World Refugee Day
Multiple wars and conflicts across the world have resulted in an increase in the number of refugees across different regions of the world.
African Refugee Day, celebrated on June 20 each year, is one of the best-known days around the world. The United Nations General Assembly adopted resolution 55/76 on December 4, 2000, in which it was noted that the year 2001 would mark the fiftieth anniversary of the 1951 Convention relating to the Status of Refugees.
From 2001, the United Nations General Assembly established the celebration of World Refugee Day on June 20 each year, after the Organization of African Unity (OAU) accepted that World Refugee Day coincides with African Refugee Day.

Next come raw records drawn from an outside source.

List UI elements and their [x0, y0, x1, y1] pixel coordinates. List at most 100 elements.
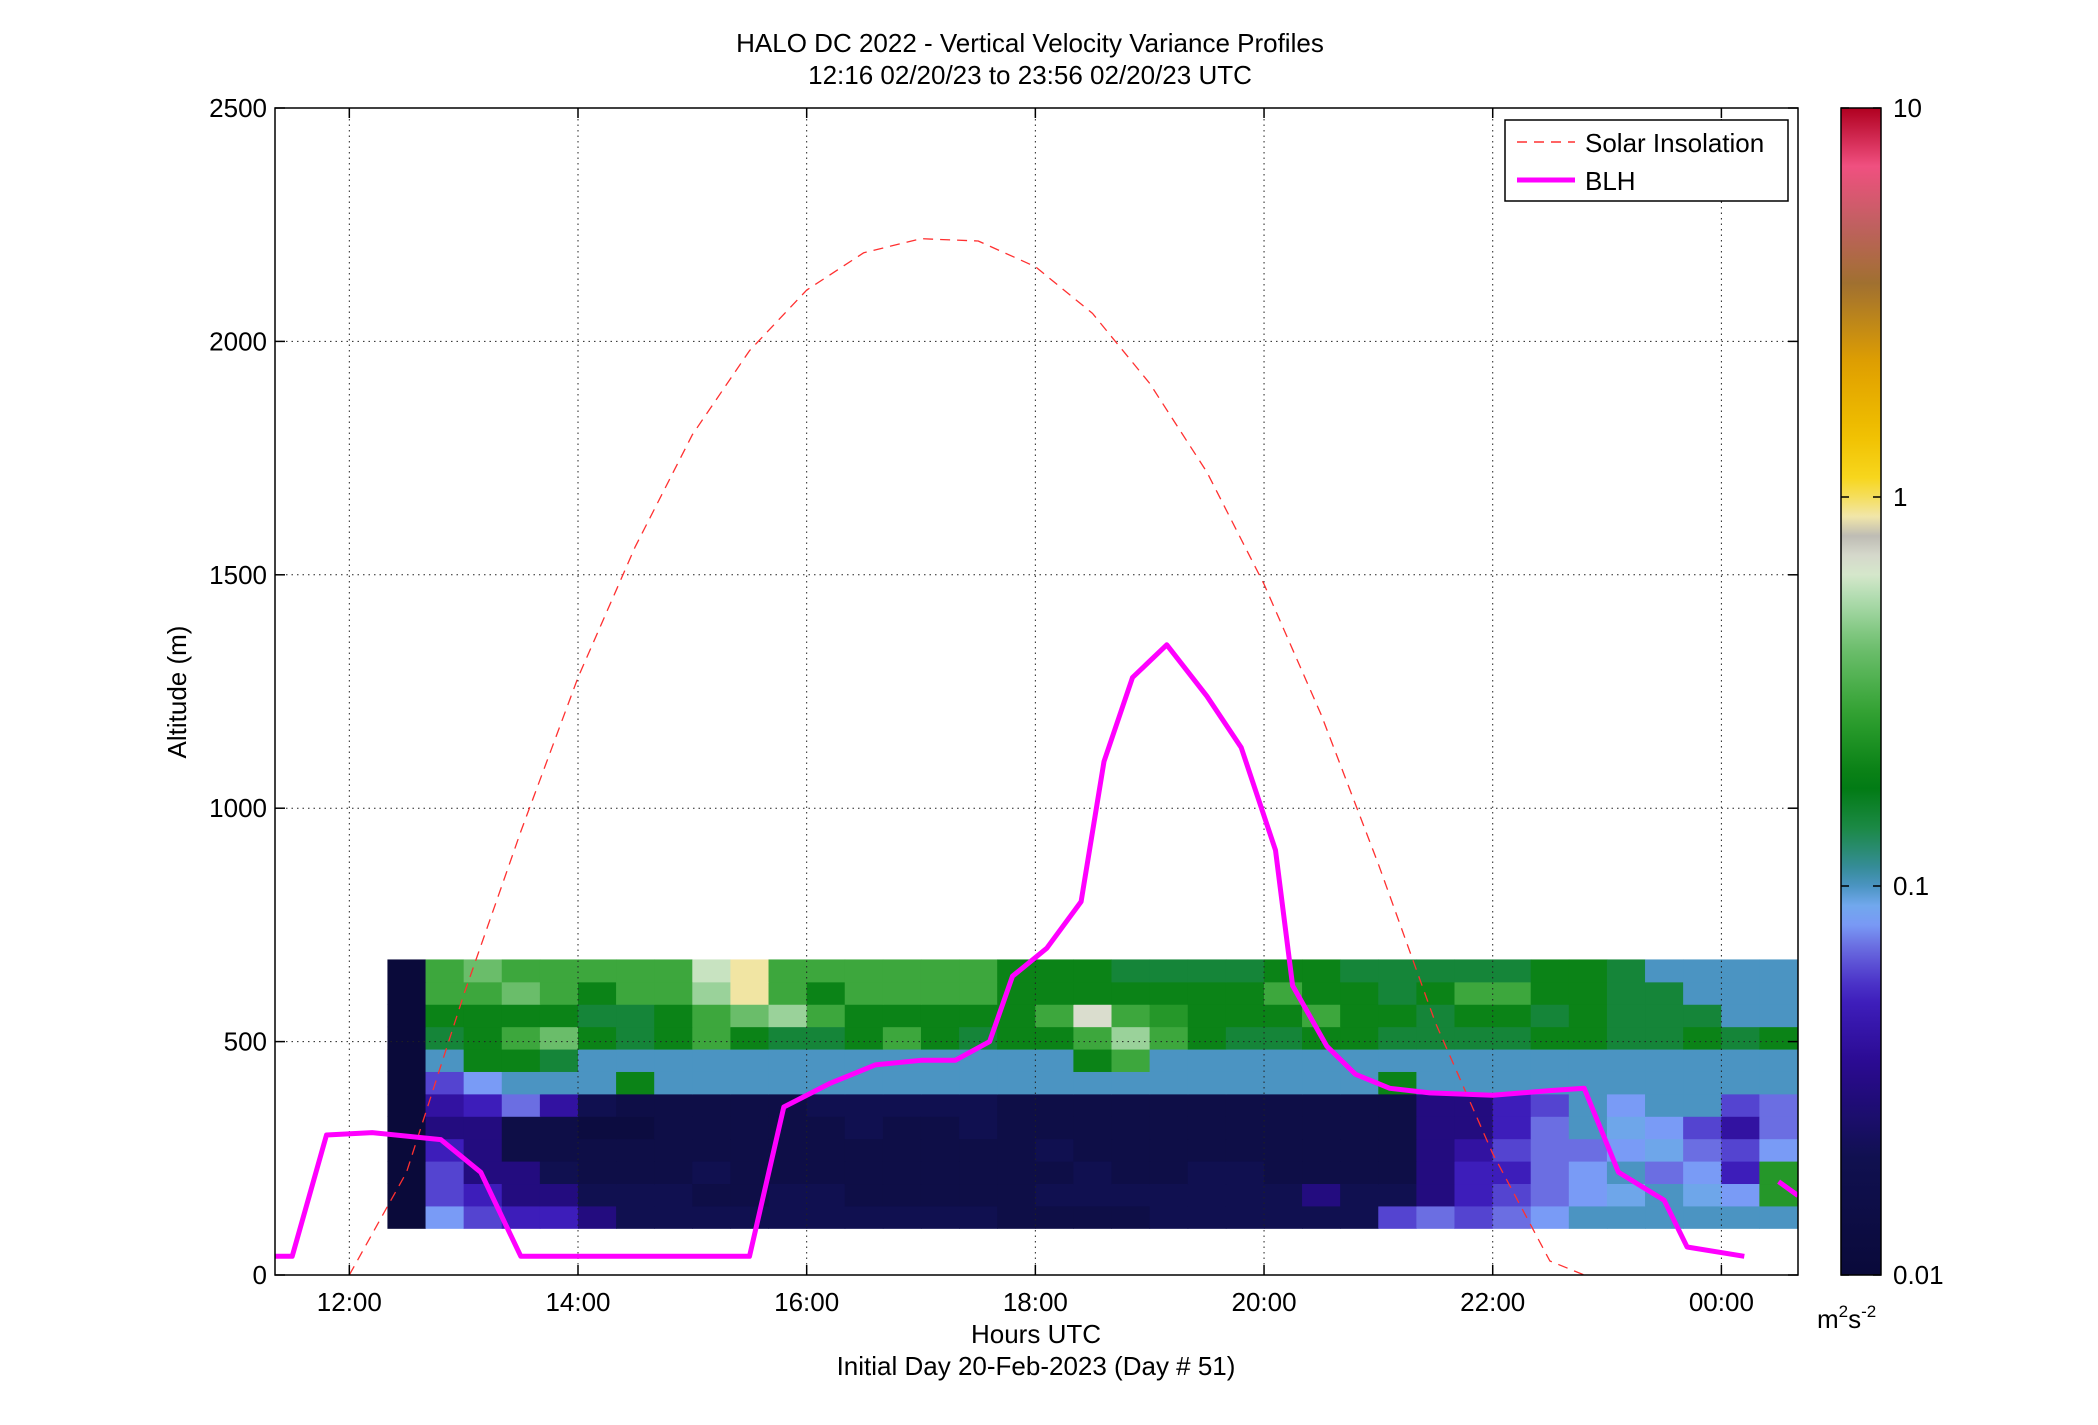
heatmap-cell — [387, 1183, 427, 1207]
heatmap-cell — [1454, 1183, 1494, 1207]
heatmap-cell — [692, 1071, 731, 1095]
heatmap-cell — [1263, 1205, 1303, 1229]
heatmap-cell — [882, 1183, 922, 1207]
heatmap-cell — [1568, 1093, 1608, 1117]
heatmap-cell — [768, 981, 808, 1005]
heatmap-cell — [806, 1093, 846, 1117]
heatmap-cell — [806, 1205, 846, 1229]
heatmap-cell — [1378, 1138, 1417, 1162]
heatmap-cell — [1225, 1071, 1265, 1095]
heatmap-cell — [1149, 1161, 1189, 1185]
heatmap-cell — [425, 1026, 465, 1050]
heatmap-cell — [1645, 981, 1684, 1005]
heatmap-cell — [1530, 1161, 1570, 1185]
y-tick-label: 500 — [224, 1027, 267, 1057]
heatmap-cell — [1721, 1183, 1760, 1207]
heatmap-cell — [501, 1205, 541, 1229]
heatmap-cell — [844, 1004, 884, 1028]
heatmap-cell — [692, 1026, 731, 1050]
heatmap-cell — [959, 1004, 998, 1028]
heatmap-cell — [959, 1161, 998, 1185]
heatmap-cell — [425, 1116, 465, 1140]
x-axis-label: Hours UTC — [971, 1319, 1101, 1349]
heatmap-cell — [1492, 1026, 1532, 1050]
heatmap-cell — [882, 1161, 922, 1185]
heatmap-cell — [1530, 1116, 1570, 1140]
heatmap-cell — [1035, 1116, 1074, 1140]
heatmap-cell — [1530, 1183, 1570, 1207]
heatmap-cell — [1187, 981, 1227, 1005]
heatmap-cell — [387, 1093, 427, 1117]
x-tick-label: 16:00 — [774, 1287, 839, 1317]
heatmap-cell — [387, 959, 427, 983]
heatmap-cell — [1187, 1093, 1227, 1117]
heatmap-cell — [1721, 1093, 1760, 1117]
colorbar-tick-label: 0.1 — [1893, 871, 1929, 901]
heatmap-cell — [539, 1138, 579, 1162]
heatmap-cell — [1187, 1071, 1227, 1095]
heatmap-cell — [539, 1049, 579, 1072]
heatmap-cell — [1568, 981, 1608, 1005]
heatmap-cell — [1340, 959, 1379, 983]
heatmap-cell — [463, 959, 503, 983]
heatmap-cell — [387, 1071, 427, 1095]
heatmap-cell — [1073, 1071, 1113, 1095]
heatmap-cell — [692, 981, 731, 1005]
heatmap-cell — [1149, 1071, 1189, 1095]
heatmap-cell — [730, 959, 770, 983]
heatmap-cell — [1416, 1138, 1455, 1162]
heatmap-cell — [577, 959, 617, 983]
heatmap-cell — [1149, 1205, 1189, 1229]
heatmap-cell — [1759, 1093, 1798, 1117]
heatmap-cell — [1340, 1161, 1379, 1185]
colorbar: 0.01 0.1 1 10 m2s-2 — [1817, 93, 1944, 1334]
heatmap-cell — [997, 1093, 1036, 1117]
heatmap-cell — [1340, 1026, 1379, 1050]
heatmap-cell — [501, 1026, 541, 1050]
heatmap-cell — [730, 1183, 770, 1207]
heatmap-cell — [882, 1138, 922, 1162]
heatmap-cell — [997, 1071, 1036, 1095]
heatmap-cell — [1225, 1026, 1265, 1050]
heatmap-cell — [1302, 1183, 1341, 1207]
heatmap-cell — [1568, 1138, 1608, 1162]
heatmap-cell — [1683, 1026, 1722, 1050]
heatmap-cell — [463, 1205, 503, 1229]
heatmap-cell — [806, 1161, 846, 1185]
heatmap-cell — [1492, 1093, 1532, 1117]
heatmap-cell — [501, 1116, 541, 1140]
heatmap-cell — [844, 1026, 884, 1050]
heatmap-cell — [920, 1183, 960, 1207]
heatmap-cell — [1606, 1004, 1646, 1028]
heatmap-cell — [1492, 1004, 1532, 1028]
heatmap-cell — [882, 1205, 922, 1229]
heatmap-cell — [1492, 1116, 1532, 1140]
heatmap-cell — [1492, 1205, 1532, 1229]
heatmap-cell — [463, 1138, 503, 1162]
heatmap-cell — [1683, 1183, 1722, 1207]
y-tick-label: 1500 — [209, 560, 267, 590]
heatmap-cell — [616, 1205, 655, 1229]
heatmap-cell — [1302, 1093, 1341, 1117]
heatmap-cell — [730, 1161, 770, 1185]
heatmap-cell — [463, 1026, 503, 1050]
heatmap-cell — [616, 1116, 655, 1140]
heatmap-cell — [1340, 1183, 1379, 1207]
heatmap-cell — [882, 959, 922, 983]
legend: Solar Insolation BLH — [1504, 119, 1789, 202]
heatmap-cell — [1263, 959, 1303, 983]
heatmap-cell — [1645, 1161, 1684, 1185]
heatmap-cell — [1378, 959, 1417, 983]
heatmap-cell — [539, 1116, 579, 1140]
heatmap-cell — [768, 1049, 808, 1072]
heatmap-cell — [692, 1116, 731, 1140]
heatmap-cell — [1530, 959, 1570, 983]
heatmap-cell — [806, 1183, 846, 1207]
heatmap-cell — [882, 1026, 922, 1050]
heatmap-cell — [425, 1004, 465, 1028]
heatmap-cell — [1721, 1004, 1760, 1028]
heatmap-cell — [1187, 1026, 1227, 1050]
heatmap-cell — [1416, 1183, 1455, 1207]
heatmap-cell — [1416, 1205, 1455, 1229]
heatmap-cell — [1073, 981, 1113, 1005]
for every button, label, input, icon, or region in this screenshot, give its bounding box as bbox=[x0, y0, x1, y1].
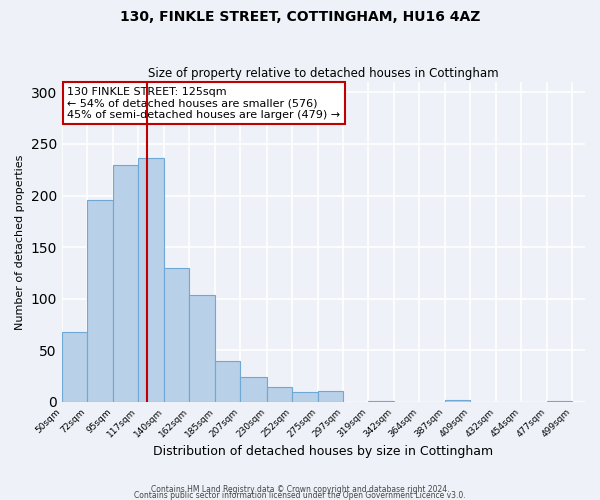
Text: 130, FINKLE STREET, COTTINGHAM, HU16 4AZ: 130, FINKLE STREET, COTTINGHAM, HU16 4AZ bbox=[120, 10, 480, 24]
Y-axis label: Number of detached properties: Number of detached properties bbox=[15, 154, 25, 330]
Title: Size of property relative to detached houses in Cottingham: Size of property relative to detached ho… bbox=[148, 66, 499, 80]
Bar bbox=[138, 158, 164, 402]
Bar bbox=[292, 392, 318, 402]
X-axis label: Distribution of detached houses by size in Cottingham: Distribution of detached houses by size … bbox=[154, 444, 493, 458]
Bar bbox=[62, 332, 87, 402]
Bar bbox=[241, 377, 266, 402]
Bar bbox=[189, 294, 215, 402]
Bar bbox=[164, 268, 189, 402]
Bar bbox=[547, 401, 572, 402]
Text: Contains public sector information licensed under the Open Government Licence v3: Contains public sector information licen… bbox=[134, 490, 466, 500]
Bar bbox=[445, 400, 470, 402]
Bar bbox=[318, 390, 343, 402]
Text: 130 FINKLE STREET: 125sqm
← 54% of detached houses are smaller (576)
45% of semi: 130 FINKLE STREET: 125sqm ← 54% of detac… bbox=[67, 87, 340, 120]
Bar bbox=[368, 401, 394, 402]
Text: Contains HM Land Registry data © Crown copyright and database right 2024.: Contains HM Land Registry data © Crown c… bbox=[151, 484, 449, 494]
Bar bbox=[215, 360, 241, 402]
Bar bbox=[113, 164, 138, 402]
Bar bbox=[266, 386, 292, 402]
Bar bbox=[87, 200, 113, 402]
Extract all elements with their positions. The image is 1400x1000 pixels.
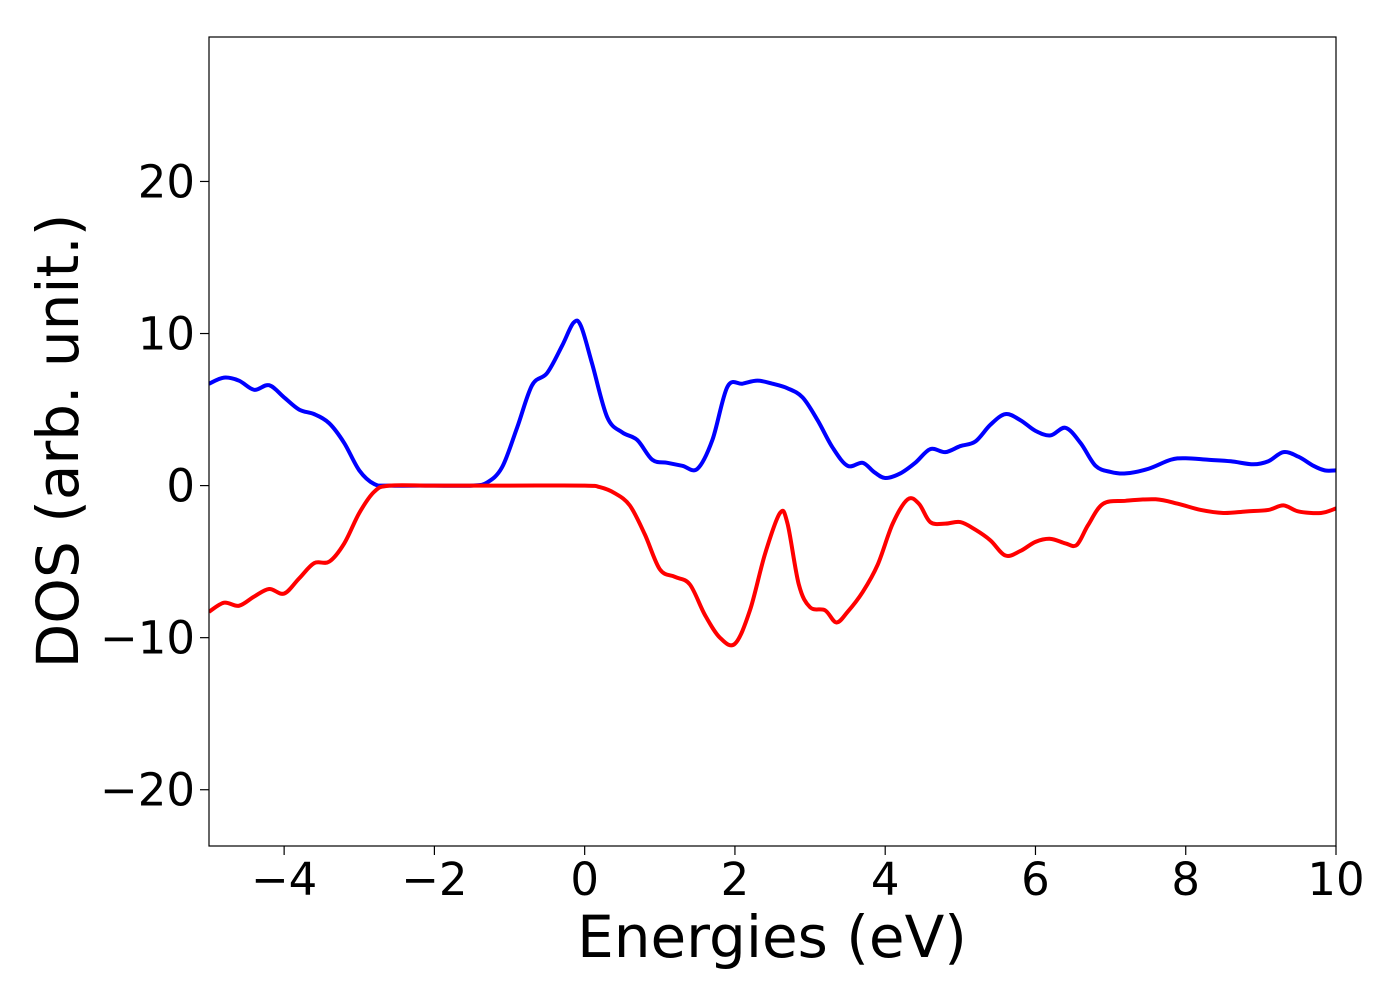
y-tick-label: 10	[138, 308, 195, 361]
x-tick-label: 6	[1021, 853, 1050, 906]
x-tick-label: 2	[721, 853, 750, 906]
y-axis-label: DOS (arb. unit.)	[24, 214, 92, 669]
x-tick-label: 4	[871, 853, 900, 906]
series-layer	[209, 318, 1336, 648]
x-tick-label: 8	[1171, 853, 1200, 906]
y-tick-label: −10	[100, 612, 195, 665]
series-line-spin-down	[209, 483, 1336, 648]
y-tick-label: −20	[100, 764, 195, 817]
x-tick-label: −4	[251, 853, 317, 906]
y-axis-ticks: −20 −10 0 10 20	[100, 155, 209, 817]
x-tick-label: 0	[570, 853, 599, 906]
x-tick-label: −2	[401, 853, 467, 906]
x-axis-label: Energies (eV)	[577, 903, 967, 971]
y-tick-label: 0	[166, 460, 195, 513]
x-tick-label: 10	[1307, 853, 1364, 906]
plot-frame	[208, 36, 1337, 847]
y-tick-label: 20	[138, 155, 195, 208]
x-axis-ticks: −4 −2 0 2 4 6 8 10	[251, 846, 1365, 906]
series-line-spin-up	[209, 318, 1336, 488]
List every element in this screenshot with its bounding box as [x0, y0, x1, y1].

The 1951 convention, which marks the celebration of World Refugee Day and the creation of the United Nations High Commissioner for Refugees, defines a refugee as any person “who has a well-founded fear of being persecuted because of his race, his religion, his nationality, his membership in a certain social group or his political opinions, is outside the country of his nationality and who cannot or, because of this fear, does not want to claim the protection of this country.”
Unlike immigrants, especially economic immigrants, who choose to leave their country in order to improve their future prospects and those of their families, refugees are forced to leave their country in order to save their lives and preserve their freedom. Therefore, they do not enjoy the protection of their country, because more often than not their government is the very source of their oppression in case they are not allowed to enter other countries. And even when they obtain authorization to enter another country, they receive neither protection nor assistance.
In Algeria, like other countries in the world, the number of refugees continues to increase, due to the stability experienced by the country which is thus becoming a transit center for refugees coming from Africa and the Middle East.